Menurut laporan UNCTAD yang bertajuk World Investment Report 2023, total nilai investasi asing langsung (Foreign Direct Investment/FDI) yang di terima Indonesia pada tahun 2022 mencapai angka US$ 21,96 milyard. Angka FDI ini adalah terbesar kedua setelah Singapura di kawasan ASEAN (Annur, 2023, www.databoks.katadata.co.id). Kian besarnya modal asing yang masuk ke Indonesia memberikan dua sisi sekaligus, yaitu peluang sekaligus ancaman. Peluang investasi harusnya berkontribusi pada penguatan ekonomi nasional berbasis kerakyatan. Sebaliknya, investasi akan menjadi ancaman jika warga negara malah jadi babu di negerinya sendiri.
Pada tahun 2022 terjadi fenomena ekonomi yang agak ganjil, yaitu di tengah melonjaknya modal investasi asing malah serapan tenaga kerja lokal pada sektor modal asing cenderung menurun. Laporan kementerian BKPM mencatat realisasi investasi pada kuartal IV-2022 mencapai Rp 314,8 triliun. Dari jumlah total tersebut, penanaman modal asing(PMA) menyumbang angka Rp 175,2 triliun atau 55,6% dari total realisasi investasi. Angka tersebut tumbuh 43,3% secara tahunan (year on year). Sayangnya, lonjakan angka PMA malah berbanding terbalik dengan serapan tenaga kerja.
Dari laporan kementerian BKPM, serapan tenaga kerja dari sektor PMA hanya sebanyak 134.952 orang atau 39,70% dari total serapan kerja investasi pada kuartal IV-2022. Jumlah ini turun 5,25% dari kuartal sebelumnya tapi tumbuh tipis 0,62% dari tahun sebelumnya (year on year). Serapan tenaga kerja PMA pada kuartal IV-2022 cenderung lebih kecil di banding kuartal IV-2019 yang mencapai angka 158.910 orang. Padahal realisasi PMA pada periode tersebut jauh tertinggal di banding kuartal IV-2022 (Annur, 2023, www.databoks.katadata.co.id).
Dari sisi kasus korupsi pun masih menjadi masalah membandel untuk di tangani.
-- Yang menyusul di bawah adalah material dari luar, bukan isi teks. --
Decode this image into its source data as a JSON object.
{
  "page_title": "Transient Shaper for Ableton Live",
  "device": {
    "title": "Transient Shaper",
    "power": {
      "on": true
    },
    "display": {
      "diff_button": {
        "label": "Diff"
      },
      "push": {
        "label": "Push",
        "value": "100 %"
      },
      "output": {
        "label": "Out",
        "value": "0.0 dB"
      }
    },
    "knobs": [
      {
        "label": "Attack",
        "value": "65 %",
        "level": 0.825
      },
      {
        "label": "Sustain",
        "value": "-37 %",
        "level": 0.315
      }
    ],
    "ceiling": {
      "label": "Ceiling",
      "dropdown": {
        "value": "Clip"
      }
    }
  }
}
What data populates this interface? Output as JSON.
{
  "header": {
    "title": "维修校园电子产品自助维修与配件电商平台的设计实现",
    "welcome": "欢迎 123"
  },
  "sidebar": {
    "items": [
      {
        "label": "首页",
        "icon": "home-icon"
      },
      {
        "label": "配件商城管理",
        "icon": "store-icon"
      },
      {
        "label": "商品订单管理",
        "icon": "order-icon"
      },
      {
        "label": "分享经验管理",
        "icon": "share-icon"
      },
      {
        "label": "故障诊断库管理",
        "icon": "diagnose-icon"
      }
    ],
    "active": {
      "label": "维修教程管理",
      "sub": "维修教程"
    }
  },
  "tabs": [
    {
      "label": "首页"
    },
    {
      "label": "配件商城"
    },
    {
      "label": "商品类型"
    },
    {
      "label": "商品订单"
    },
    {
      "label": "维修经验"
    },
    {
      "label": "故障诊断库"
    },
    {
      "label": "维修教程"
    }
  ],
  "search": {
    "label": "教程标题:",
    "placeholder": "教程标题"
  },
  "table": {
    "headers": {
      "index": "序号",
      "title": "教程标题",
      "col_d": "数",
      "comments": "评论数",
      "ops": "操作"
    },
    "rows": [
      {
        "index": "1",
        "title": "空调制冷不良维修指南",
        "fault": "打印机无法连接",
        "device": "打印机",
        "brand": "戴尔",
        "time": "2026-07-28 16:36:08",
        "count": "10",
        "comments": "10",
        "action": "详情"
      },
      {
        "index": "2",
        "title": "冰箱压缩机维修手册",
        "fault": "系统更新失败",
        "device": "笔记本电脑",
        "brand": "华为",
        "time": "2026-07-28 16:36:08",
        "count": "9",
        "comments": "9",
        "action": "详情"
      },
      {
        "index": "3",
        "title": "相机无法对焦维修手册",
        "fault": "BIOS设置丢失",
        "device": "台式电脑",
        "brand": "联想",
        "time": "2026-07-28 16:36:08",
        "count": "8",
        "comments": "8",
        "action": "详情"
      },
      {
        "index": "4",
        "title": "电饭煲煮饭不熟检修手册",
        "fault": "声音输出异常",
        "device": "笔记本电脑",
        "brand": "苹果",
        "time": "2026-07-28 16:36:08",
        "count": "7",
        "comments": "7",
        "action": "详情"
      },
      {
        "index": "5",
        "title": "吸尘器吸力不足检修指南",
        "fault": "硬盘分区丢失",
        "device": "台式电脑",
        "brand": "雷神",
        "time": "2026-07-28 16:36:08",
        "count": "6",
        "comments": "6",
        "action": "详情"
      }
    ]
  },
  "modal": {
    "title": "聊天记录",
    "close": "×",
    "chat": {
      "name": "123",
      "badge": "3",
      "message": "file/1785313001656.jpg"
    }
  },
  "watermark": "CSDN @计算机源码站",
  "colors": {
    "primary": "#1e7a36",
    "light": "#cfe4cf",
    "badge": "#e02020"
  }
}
Dari hasil survey Transparency International melalui situs www.ti.or.id, di laporkan bahwa skor CPI (corruption perception index) pada tahun 2022 merosot pada skor 34. Skor ini merosot 4 poin dari tahun 2021 yang berada pada skor 38. CPI merupakan sebuah indikator komposit untuk mengukur persepsi korupsi sektor publik. Di mana range skor berada pada angka nol (sangat bersih korupsi) sampai pada angka 100 (sangat korupsi).
CPI Indonesia pada skor 34 jauh berada di bawah standar global CPI pada skor 43 (selisih 9 poin). Dengan angka CPI ini, Indonesia masuk kategori sebagai negara korup kelima di Asia Tenggara. Indonesia berada pada peringkat kelima setelah Myanmar dengan skor 23, Kamboja dengan skor 24, Laos dengan skor 31 dan Philipina dengan skor 31 (Annur, 2023, www.databoks.katadata.co.id). Skor CPI di hitung dari delapan indikator yang di amati oleh Transparency International. Dari delapan indikator tersebut, yang paling anjlok dari CPI Indonesia adalah dari komponen PRS (political risk service).
Komponen PRS dalam CPI Indonesia anjlok dari skor 48 menjadi skor 35 (anjlok 13 poin). PRS terkait pembayaran ekstra, konflik kepentingan antar politisi dan pelaku usaha, serta kasus korupsi dalam sistem politik. Dari hasil pantauan ICW (Indonesia Corruption Wath), ada empat modus korupsi yang dominan pada tahun 2021, yaitu penyalahgunaan anggaran, proyek fiktif, penggelapan dan mark up. Empat modus ini sering di temukan dalam kasus korupsi pengadaan barang/jasa dan pengelolaan anggaran pemerintah (Dihni, 2023, www.databoks.katadata.co.id). Hasil pantauan ICW ini sinkron dengan hasil survey Transparency International, bahwa penyumbang terbesar anjloknya CPI Indonesia bersumber dari komponen PRS (political risk service).
Dari uraian data di atas, mari kita simak dalam sebuah kontemplasi bersama. Bahwa, di tengah meningkatnya investasi dalam negeri, seharusnya mendorong terbukanya lapangan kerja dalam negeri, dan harusnya mendorong penyerapan tenaga kerja domestik, dan bukan malah sebaliknya. Di tengah melonjaknya investasi, malah angka korupsi kian membuncit memicu skor CPI kian membengkak. Tragisnya, angka korupsi yang membengkak ini malah di kontribusi dominan dari sektor pemerintah (PRS = political risk service).
Ekonomi nasional kita terancam dengan sebuah ambiguitas, di sisi lainnya membidik proyeksi Indonesia emas 2045 dengan gegap gempita, dan pada saat yang sama malah memelihara “borok ekonomi” yang makin bernanah. Situasi ini bisa memicu tanya publik, di tengah melonjaknya investasi malah korupsi pada sektor pemerintah kian menggurita, proyeksi Indonesia emas 2045 apakah sebuah visi membumi ataukah akan menjadi fatamorgana penuh ilusi? Semoga hasil dari pilpres 2024 benar-benar bisa menjawab rasa gamang ini. Bahwa, Indonesia masih punya harapan akan masa depan yang berdaulat penuh secara budaya, ekonomi dan politik.